Debugging hung machines can be a bit tricky. Here I'll document methods to trigger a crashdump when these hangs occur.

What exactly does it mean when a machine 'hangs' or 'freezes-up'? More information can be found in the kernel documentation [1], but overall there are a few types of hangs A "Soft Lock-Up" is when the kernel loops in kernel mode for a duration without giving tasks a chance to run. A "Hard Lock-Up" is when the kernel loops in kernel mode for a duration without letting other interrupts run. In addition a "Hung Task" is when a userspace task has been blocking for a duration. Thankfully the kernel has options to panic on these conditions and thus create a proper crashdump.

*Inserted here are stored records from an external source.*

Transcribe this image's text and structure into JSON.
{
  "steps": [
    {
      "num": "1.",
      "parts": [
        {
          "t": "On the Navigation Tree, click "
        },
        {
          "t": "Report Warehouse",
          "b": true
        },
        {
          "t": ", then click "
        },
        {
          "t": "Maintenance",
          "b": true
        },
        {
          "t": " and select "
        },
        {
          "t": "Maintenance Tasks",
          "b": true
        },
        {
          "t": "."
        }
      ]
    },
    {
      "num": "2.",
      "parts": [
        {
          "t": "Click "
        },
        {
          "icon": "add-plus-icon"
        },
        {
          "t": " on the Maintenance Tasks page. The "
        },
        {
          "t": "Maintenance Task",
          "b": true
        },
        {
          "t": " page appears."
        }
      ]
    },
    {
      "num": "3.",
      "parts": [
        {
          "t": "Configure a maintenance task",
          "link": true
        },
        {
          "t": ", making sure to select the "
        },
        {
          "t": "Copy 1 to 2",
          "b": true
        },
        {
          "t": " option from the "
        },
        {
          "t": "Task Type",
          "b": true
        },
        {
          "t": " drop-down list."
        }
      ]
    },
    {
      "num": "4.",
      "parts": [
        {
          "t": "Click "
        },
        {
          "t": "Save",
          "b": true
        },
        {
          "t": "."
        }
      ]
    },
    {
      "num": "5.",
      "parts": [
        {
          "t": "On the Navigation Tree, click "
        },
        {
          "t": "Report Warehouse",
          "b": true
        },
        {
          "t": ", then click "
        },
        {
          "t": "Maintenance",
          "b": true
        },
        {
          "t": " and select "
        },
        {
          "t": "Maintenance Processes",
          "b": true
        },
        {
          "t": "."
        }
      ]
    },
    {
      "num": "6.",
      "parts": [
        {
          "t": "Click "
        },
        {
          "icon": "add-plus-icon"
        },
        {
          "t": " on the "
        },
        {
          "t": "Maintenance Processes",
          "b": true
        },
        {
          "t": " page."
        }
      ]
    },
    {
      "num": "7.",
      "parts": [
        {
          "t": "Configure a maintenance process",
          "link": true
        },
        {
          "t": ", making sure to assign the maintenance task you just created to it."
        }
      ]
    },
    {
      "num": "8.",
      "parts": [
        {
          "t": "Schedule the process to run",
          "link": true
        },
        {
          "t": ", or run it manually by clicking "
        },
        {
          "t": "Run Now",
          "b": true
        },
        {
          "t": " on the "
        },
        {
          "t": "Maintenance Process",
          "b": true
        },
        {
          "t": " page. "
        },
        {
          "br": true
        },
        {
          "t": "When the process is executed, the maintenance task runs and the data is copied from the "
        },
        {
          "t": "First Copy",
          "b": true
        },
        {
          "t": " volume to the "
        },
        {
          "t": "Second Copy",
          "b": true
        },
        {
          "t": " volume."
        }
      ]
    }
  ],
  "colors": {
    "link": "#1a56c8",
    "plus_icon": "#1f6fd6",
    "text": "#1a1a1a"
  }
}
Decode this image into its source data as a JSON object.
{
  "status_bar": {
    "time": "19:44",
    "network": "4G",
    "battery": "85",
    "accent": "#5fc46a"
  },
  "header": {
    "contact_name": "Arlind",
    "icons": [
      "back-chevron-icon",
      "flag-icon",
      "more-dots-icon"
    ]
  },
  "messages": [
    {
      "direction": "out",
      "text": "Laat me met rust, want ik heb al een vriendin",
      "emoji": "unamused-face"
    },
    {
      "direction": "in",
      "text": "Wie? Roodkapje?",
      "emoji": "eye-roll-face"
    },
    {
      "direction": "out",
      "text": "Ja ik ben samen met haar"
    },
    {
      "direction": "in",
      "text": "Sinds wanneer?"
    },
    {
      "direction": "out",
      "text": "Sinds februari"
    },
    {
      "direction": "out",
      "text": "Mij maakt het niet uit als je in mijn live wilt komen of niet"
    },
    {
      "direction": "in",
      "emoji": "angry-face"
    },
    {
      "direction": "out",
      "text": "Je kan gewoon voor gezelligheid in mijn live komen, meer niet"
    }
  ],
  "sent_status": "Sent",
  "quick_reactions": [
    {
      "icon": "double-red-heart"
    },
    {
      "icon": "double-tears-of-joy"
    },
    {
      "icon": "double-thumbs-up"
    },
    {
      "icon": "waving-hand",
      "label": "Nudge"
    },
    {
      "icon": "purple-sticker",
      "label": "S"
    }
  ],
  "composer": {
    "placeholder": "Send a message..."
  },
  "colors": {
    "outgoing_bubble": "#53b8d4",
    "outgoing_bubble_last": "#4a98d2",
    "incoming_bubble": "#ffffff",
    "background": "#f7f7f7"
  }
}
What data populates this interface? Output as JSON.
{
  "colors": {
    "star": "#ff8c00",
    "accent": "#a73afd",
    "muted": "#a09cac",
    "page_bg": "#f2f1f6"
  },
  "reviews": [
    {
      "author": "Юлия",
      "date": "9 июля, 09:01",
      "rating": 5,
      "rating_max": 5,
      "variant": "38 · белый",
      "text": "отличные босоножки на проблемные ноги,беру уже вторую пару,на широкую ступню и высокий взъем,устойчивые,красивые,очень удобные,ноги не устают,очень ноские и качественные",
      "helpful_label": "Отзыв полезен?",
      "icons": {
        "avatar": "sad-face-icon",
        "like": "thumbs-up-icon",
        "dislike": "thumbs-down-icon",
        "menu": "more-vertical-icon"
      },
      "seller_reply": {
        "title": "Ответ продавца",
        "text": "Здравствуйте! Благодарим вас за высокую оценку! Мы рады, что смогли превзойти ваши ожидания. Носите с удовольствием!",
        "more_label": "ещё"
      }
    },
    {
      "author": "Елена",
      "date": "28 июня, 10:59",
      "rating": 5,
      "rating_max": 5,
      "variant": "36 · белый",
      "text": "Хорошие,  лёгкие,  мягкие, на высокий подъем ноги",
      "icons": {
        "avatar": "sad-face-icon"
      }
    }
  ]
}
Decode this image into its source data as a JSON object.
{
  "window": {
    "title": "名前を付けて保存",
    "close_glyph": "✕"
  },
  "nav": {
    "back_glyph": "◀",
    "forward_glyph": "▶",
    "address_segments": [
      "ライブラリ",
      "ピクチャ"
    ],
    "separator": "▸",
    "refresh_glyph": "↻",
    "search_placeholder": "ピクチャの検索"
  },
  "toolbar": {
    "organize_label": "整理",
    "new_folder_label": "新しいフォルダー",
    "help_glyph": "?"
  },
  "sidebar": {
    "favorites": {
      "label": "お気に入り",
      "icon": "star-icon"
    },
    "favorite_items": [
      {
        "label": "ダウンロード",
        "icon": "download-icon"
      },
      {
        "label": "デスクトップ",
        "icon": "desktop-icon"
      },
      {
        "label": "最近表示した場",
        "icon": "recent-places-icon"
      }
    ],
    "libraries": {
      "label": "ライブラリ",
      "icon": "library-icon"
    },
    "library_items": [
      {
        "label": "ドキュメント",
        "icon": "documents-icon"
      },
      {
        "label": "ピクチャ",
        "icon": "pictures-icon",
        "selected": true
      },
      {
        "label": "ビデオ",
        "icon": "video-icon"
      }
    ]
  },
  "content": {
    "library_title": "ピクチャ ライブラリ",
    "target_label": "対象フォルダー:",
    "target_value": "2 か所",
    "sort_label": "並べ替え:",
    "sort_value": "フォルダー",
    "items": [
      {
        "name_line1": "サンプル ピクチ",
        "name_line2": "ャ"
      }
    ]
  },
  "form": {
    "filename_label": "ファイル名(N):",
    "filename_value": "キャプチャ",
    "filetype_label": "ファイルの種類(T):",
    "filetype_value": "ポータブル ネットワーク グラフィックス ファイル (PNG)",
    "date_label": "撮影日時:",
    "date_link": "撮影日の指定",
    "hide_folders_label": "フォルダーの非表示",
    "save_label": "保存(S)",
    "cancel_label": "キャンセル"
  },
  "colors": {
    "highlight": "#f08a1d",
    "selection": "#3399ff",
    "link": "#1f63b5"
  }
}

In order to setup crashdump, on an Ubuntu machine we can do the following. First we need to install and setup crashdump, more info can be found here [2].
sudo apt-get install linux-crashdump
Select NO unless you really would like to use kexec for your reboots.

Next we need to enable it since by default it is disabled.
sudo sed -i 's/USE_KDUMP=0/USE_KDUMP=1/' /etc/default/kdump-tools

Reboot to ensure the kernel cmdline options are properly setup
sudo reboot

After reboot run the following:
sudo kdump-config show

If this command shows 'ready to dump', then we can test a crash to ensure kdump has enough memory and will dump properly. This command will crash your computer, so hopefully you are doing this on a test machine.
echo c | sudo tee /proc/sysrq-trigger

The machine will reboot and you'll see a crash in /var/crash.

All of this is already documented in [2], so now we need to enable panics for hang and lockup conditions. Now we need to enable crashing on lockups, so we'll enable many cases at once.

Edit /etc/default/grub and change this line to the following:
GRUB_CMDLINE_LINUX="nmi_watchdog=panic hung_task_panic=1 softlockup_panic=1 unknown_nmi_panic"

In addition you could enable these via /proc/sys/kernel or sysctl. For more information about these parameters there is documentation here [3].

If you've used the command line change, update grub and then reboot.
sudo update-grub && sudo reboot

Now your machine should crash when it locks up, and you'll get a nice crashdump to analyze. If you want to test such a setup I wrote a module [4] that induces a hang to see if this works properly.

Happy hacking.